Commonly found in organisms such as mollusks and arthropods, the circulatory fluid (hemolymph) flows freely around internal organs before returning to the heart.
Closed Circulatory System
Found predominantly in vertebrates, blood circulates exclusively within a network of vessels, allowing for higher pressures and improved distribution of nutrients.
Veins: Return deoxygenated blood to the heart.
Arteries: Transport oxygenated blood away from the heart.
Capillaries: Microscopic vessels facilitating the exchange of gases, nutrients, and waste products between blood and tissues due to their thin walls suitable for diffusion.
Lymphatic System
Lymphatic Capillaries: Tiny, thin-walled vessels that initiate the lymphatic system by collecting lymph from tissues, ultimately transporting it to larger vessels.
Function of the Lymphatic System
The lymphatic system prevents fluid accumulation in tissues; failure to do so can lead to conditions such as edema.
Lymph Nodes: Act as filters, removing pathogens from lymph before it returns to circulation, playing an integral role in immune response.
Heart Structure and Function
The heart, a muscular organ encased in a protective pericardial sac, consists of four chambers: two atria (upper chambers) and two ventricles (lower chambers).
Septum: A muscular wall that separates the right and left ventricles.
Valves: The tricuspid and bicuspid valves regulate blood flow between the heart's chambers, ensuring unidirectional movement.
Blood Flow through the Heart
Deoxygenated blood enters the right atrium through the superior and inferior vena cava.
Blood flows from the right atrium to the right ventricle through the tricuspid valve.
From the right ventricle, blood travels to the lungs via the pulmonary valve for oxygenation.
Oxygenated blood returns to the left atrium, moves to the left ventricle through the bicuspid or mitral valve, and is finally pumped into systemic circulation through the aorta.
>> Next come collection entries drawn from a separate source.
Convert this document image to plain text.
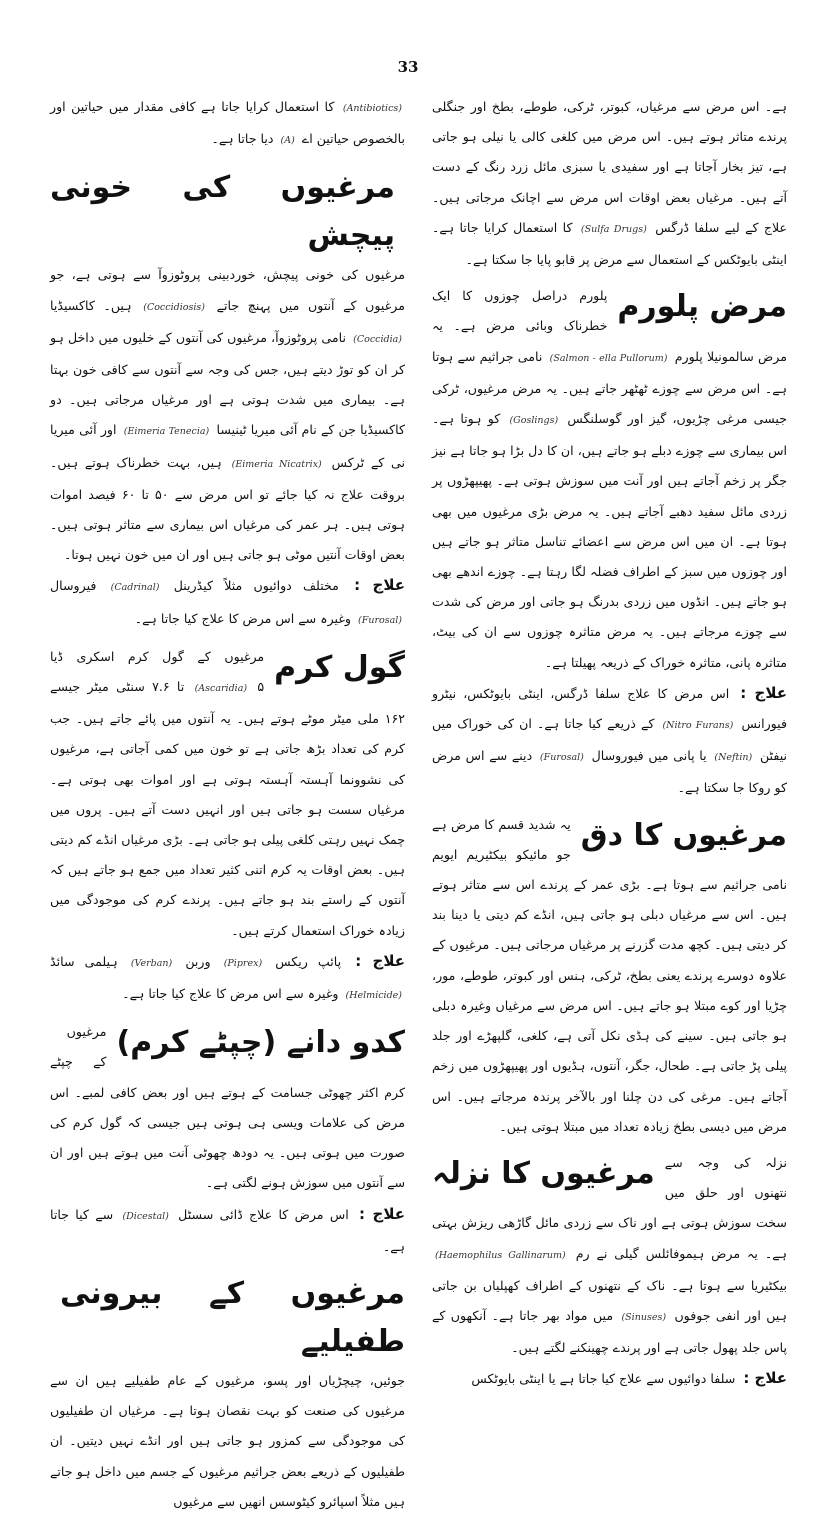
33
ہے۔ اس مرض سے مرغیاں، کبوتر، ٹرکی، طوطے، بطخ اور جنگلی پرندے متاثر ہوتے ہیں۔ اس مرض میں کلغی کالی یا نیلی ہو جاتی ہے، تیز بخار آجاتا ہے اور سفیدی یا سبزی مائل زرد رنگ کے دست آتے ہیں۔ مرغیاں بعض اوقات اس مرض سے اچانک مرجاتی ہیں۔ علاج کے لیے سلفا ڈرگس (Sulfa Drugs) کا استعمال کرایا جاتا ہے۔ اینٹی بایوٹکس کے استعمال سے مرض پر قابو پایا جا سکتا ہے۔
مرض پلورم
پلورم دراصل چوزوں کا ایک خطرناک وبائی مرض ہے۔ یہ مرض سالمونیلا پلورم (Salmon - ella Pullorum) نامی جراثیم سے ہوتا ہے۔ اس مرض سے چوزے ٹھٹھر جاتے ہیں۔ یہ مرض مرغیوں، ٹرکی جیسی مرغی چڑیوں، گیز اور گوسلنگس (Goslings) کو ہوتا ہے۔ اس بیماری سے چوزے دبلے ہو جاتے ہیں، ان کا دل بڑا ہو جاتا ہے نیز جگر پر زخم آجاتے ہیں اور آنت میں سوزش ہوتی ہے۔ پھیپھڑوں پر زردی مائل سفید دھبے آجاتے ہیں۔ یہ مرض بڑی مرغیوں میں بھی ہوتا ہے۔ ان میں اس مرض سے اعضائے تناسل متاثر ہو جاتے ہیں اور چوزوں میں سبز کے اطراف فضلہ لگا رہتا ہے۔ چوزے اندھے بھی ہو جاتے ہیں۔ انڈوں میں زردی بدرنگ ہو جاتی اور مرض کی شدت سے چوزے مرجاتے ہیں۔ یہ مرض متاثرہ چوزوں سے ان کی بیٹ، متاثرہ پانی، متاثرہ خوراک کے ذریعہ پھیلتا ہے۔
علاج : اس مرض کا علاج سلفا ڈرگس، اینٹی بایوٹکس، نیٹرو فیورانس (Nitro Furans) کے ذریعے کیا جاتا ہے۔ ان کی خوراک میں نیفٹن (Neftin) یا پانی میں فیوروسال (Furosal) دینے سے اس مرض کو روکا جا سکتا ہے۔
مرغیوں کا دق
یہ شدید قسم کا مرض ہے جو مائیکو بیکٹیریم ایویم نامی جراثیم سے ہوتا ہے۔ بڑی عمر کے پرندے اس سے متاثر ہوتے ہیں۔ اس سے مرغیاں دبلی ہو جاتی ہیں، انڈے کم دیتی یا دینا بند کر دیتی ہیں۔ کچھ مدت گزرنے پر مرغیاں مرجاتی ہیں۔ مرغیوں کے علاوہ دوسرے پرندے یعنی بطخ، ٹرکی، ہنس اور کبوتر، طوطے، مور، چڑیا اور کوے مبتلا ہو جاتے ہیں۔ اس مرض سے مرغیاں وغیرہ دبلی ہو جاتی ہیں۔ سینے کی ہڈی نکل آتی ہے، کلغی، گلپھڑے اور جلد پیلی پڑ جاتی ہے۔ طحال، جگر، آنتوں، ہڈیوں اور پھیپھڑوں میں زخم آجاتے ہیں۔ مرغی کی دن چلنا اور بالآخر پرندہ مرجاتے ہیں۔ اس مرض میں دیسی بطخ زیادہ تعداد میں مبتلا ہوتی ہیں۔
مرغیوں کا نزلہ نزلہ کی وجہ سے نتھنوں اور حلق میں سخت سوزش ہوتی ہے اور ناک سے زردی مائل گاڑھی ریزش بہتی ہے۔ یہ مرض ہیموفائلس گیلی نے رم (Haemophilus Gallinarum) بیکٹیریا سے ہوتا ہے۔ ناک کے نتھنوں کے اطراف کھپلیاں بن جاتی ہیں اور انفی جوفوں (Sinuses) میں مواد بھر جاتا ہے۔ آنکھوں کے پاس جلد پھول جاتی ہے اور پرندے چھینکنے لگتے ہیں۔
علاج : سلفا دوائیوں سے علاج کیا جاتا ہے یا اینٹی بایوٹکس
(Antibiotics) کا استعمال کرایا جاتا ہے کافی مقدار میں حیاتین اور بالخصوص حیاتین اے (A) دیا جاتا ہے۔
مرغیوں کی خونی پیچش
مرغیوں کی خونی پیچش، خوردبینی پروٹوزوآ سے ہوتی ہے، جو مرغیوں کے آنتوں میں پہنچ جاتے (Coccidiosis) ہیں۔ کاکسیڈیا (Coccidia) نامی پروٹوزوآ، مرغیوں کی آنتوں کے خلیوں میں داخل ہو کر ان کو توڑ دیتے ہیں، جس کی وجہ سے آنتوں سے کافی خون بہتا ہے۔ بیماری میں شدت ہوتی ہے اور مرغیاں مرجاتی ہیں۔ دو کاکسیڈیا جن کے نام آئی میریا ٹینیسا (Eimeria Tenecia) اور آئی میریا نی کے ٹرکس (Eimeria Nicatrix) ہیں، بہت خطرناک ہوتے ہیں۔ بروقت علاج نہ کیا جائے تو اس مرض سے ۵۰ تا ۶۰ فیصد اموات ہوتی ہیں۔ ہر عمر کی مرغیاں اس بیماری سے متاثر ہوتی ہیں۔ بعض اوقات آنتیں موٹی ہو جاتی ہیں اور ان میں خون نہیں ہوتا۔
علاج : مختلف دوائیوں مثلاً کیڈرینل (Cadrinal) فیروسال (Furosal) وغیرہ سے اس مرض کا علاج کیا جاتا ہے۔
گول کرم
مرغیوں کے گول کرم اسکری ڈیا (Ascaridia) ۵ تا ۷.۶ سنٹی میٹر جیسے ۱۶۲ ملی میٹر موٹے ہوتے ہیں۔ یہ آنتوں میں پائے جاتے ہیں۔ جب کرم کی تعداد بڑھ جاتی ہے تو خون میں کمی آجاتی ہے، مرغیوں کی نشوونما آہستہ آہستہ ہوتی ہے اور اموات بھی ہوتی ہے۔ مرغیاں سست ہو جاتی ہیں اور انہیں دست آتے ہیں۔ پروں میں چمک نہیں رہتی کلغی پیلی ہو جاتی ہے۔ بڑی مرغیاں انڈے کم دیتی ہیں۔ بعض اوقات یہ کرم اتنی کثیر تعداد میں جمع ہو جاتے ہیں کہ آنتوں کے راستے بند ہو جاتے ہیں۔ پرندے کرم کی موجودگی میں زیادہ خوراک استعمال کرتے ہیں۔
علاج : پائپ ریکس (Piprex) وربن (Verban) ہیلمی سائڈ (Helmicide) وغیرہ سے اس مرض کا علاج کیا جاتا ہے۔
کدو دانے (چپٹے کرم)
مرغیوں کے چپٹے کرم اکثر چھوٹی جسامت کے ہوتے ہیں اور بعض کافی لمبے۔ اس مرض کی علامات ویسی ہی ہوتی ہیں جیسی کہ گول کرم کی صورت میں ہوتی ہیں۔ یہ دودھ چھوٹی آنت میں ہوتے ہیں اور ان سے آنتوں میں سوزش ہونے لگتی ہے۔
علاج : اس مرض کا علاج ڈائی سسٹل (Dicestal) سے کیا جاتا ہے۔
مرغیوں کے بیرونی طفیلیے
جوئیں، چیچڑیاں اور پسو، مرغیوں کے عام طفیلیے ہیں ان سے مرغیوں کی صنعت کو بہت نقصان ہوتا ہے۔ مرغیاں ان طفیلیوں کی موجودگی سے کمزور ہو جاتی ہیں اور انڈے نہیں دیتیں۔ ان طفیلیوں کے ذریعے بعض جراثیم مرغیوں کے جسم میں داخل ہو جاتے ہیں مثلاً اسپائرو کیٹوسس انھیں سے مرغیوں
Importance of Valves and Blood Pressure
Heart valve dysfunction can result in blood regurgitation, undermining efficient circulation.
The heartbeat is regulated by the opening and closing of valves, with assistance from chordae tendineae and papillary muscles, maintaining appropriate pressure within the heart chambers.
Fetal Circulation
In fetal mammals, lungs remain non-functional for gas exchange, relying instead on the placenta for oxygenation.
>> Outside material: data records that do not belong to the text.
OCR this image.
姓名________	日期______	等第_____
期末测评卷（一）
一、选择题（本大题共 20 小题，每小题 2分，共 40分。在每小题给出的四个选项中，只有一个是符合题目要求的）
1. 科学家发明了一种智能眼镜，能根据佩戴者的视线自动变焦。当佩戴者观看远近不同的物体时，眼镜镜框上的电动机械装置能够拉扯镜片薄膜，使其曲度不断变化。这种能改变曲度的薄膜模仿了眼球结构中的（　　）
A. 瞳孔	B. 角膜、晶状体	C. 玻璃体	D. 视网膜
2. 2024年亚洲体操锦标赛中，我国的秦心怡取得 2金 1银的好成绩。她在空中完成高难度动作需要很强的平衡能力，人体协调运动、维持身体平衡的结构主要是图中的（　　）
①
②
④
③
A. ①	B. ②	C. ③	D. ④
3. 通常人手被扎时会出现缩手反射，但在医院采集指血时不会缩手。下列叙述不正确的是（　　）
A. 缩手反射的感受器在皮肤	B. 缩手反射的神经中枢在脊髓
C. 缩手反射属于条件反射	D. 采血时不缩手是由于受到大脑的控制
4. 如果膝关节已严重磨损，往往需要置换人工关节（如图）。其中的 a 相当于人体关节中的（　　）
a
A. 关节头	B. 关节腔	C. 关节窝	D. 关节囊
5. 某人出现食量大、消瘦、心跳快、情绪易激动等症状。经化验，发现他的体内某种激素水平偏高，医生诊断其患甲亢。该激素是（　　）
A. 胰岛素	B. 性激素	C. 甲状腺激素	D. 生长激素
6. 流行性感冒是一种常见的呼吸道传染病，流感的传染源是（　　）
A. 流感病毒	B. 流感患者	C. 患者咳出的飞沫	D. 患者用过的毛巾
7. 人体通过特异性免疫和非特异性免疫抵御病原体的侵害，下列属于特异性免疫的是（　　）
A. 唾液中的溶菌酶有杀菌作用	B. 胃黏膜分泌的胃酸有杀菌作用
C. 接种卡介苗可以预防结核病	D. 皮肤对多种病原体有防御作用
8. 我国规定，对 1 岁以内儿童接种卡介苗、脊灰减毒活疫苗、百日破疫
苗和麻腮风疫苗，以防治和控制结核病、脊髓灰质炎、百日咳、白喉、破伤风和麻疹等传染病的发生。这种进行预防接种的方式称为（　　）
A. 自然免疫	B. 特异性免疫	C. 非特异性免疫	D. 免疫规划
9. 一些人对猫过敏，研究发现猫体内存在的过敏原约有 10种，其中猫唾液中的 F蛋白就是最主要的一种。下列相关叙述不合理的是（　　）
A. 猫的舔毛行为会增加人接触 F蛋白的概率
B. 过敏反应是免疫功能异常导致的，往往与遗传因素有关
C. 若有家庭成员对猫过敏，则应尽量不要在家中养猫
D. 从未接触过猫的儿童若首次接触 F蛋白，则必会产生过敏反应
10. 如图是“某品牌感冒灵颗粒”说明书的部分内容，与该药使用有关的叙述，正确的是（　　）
A significant portion of blood bypasses the lungs via the ductus arteriosus, directly connecting the pulmonary artery to the aorta for systemic circulation.
Structure of Blood Vessels
Arteries: Characterized by thick muscular walls capable of withstanding high blood pressure, they possess a smaller lumen relative to veins.
Veins: Have thinner walls with larger lumens; they are equipped with valves that prevent backflow of blood, ensuring efficient return to the heart.
Conditions such as varicose veins may arise due to valve failure and improper blood flow.
Microcirculation
Microcirculation refers to the flow of blood occurring through arterioles, capillaries, and venules, allowing for nutrient exchange at the cellular level.
Composition of Human Blood
Blood consists of approximately 55% plasma and 45% cells by volume.
Plasma contains a rich mixture of proteins, salts, hormones, and nutrients, while red blood cells (erythrocytes) account for around 95% of blood cells, playing a crucial role in oxygen transport, while white blood cells (leukocytes) account for about 5%, serving essential protective functions.
Blood Pressure Measurement
Blood pressure is typically measured using a sphygmomanometer, providing readings of systolic and diastolic pressures.
The sounds of Korotkoff are the specific sounds heard through a stethoscope during blood pressure measurement, indicating blood flow and pressure status.
Conclusion
Remember to bring textbooks to class for continued learning and clarity in dissection studies, ensuring a solid understanding of the cardiovascular system and associated structures.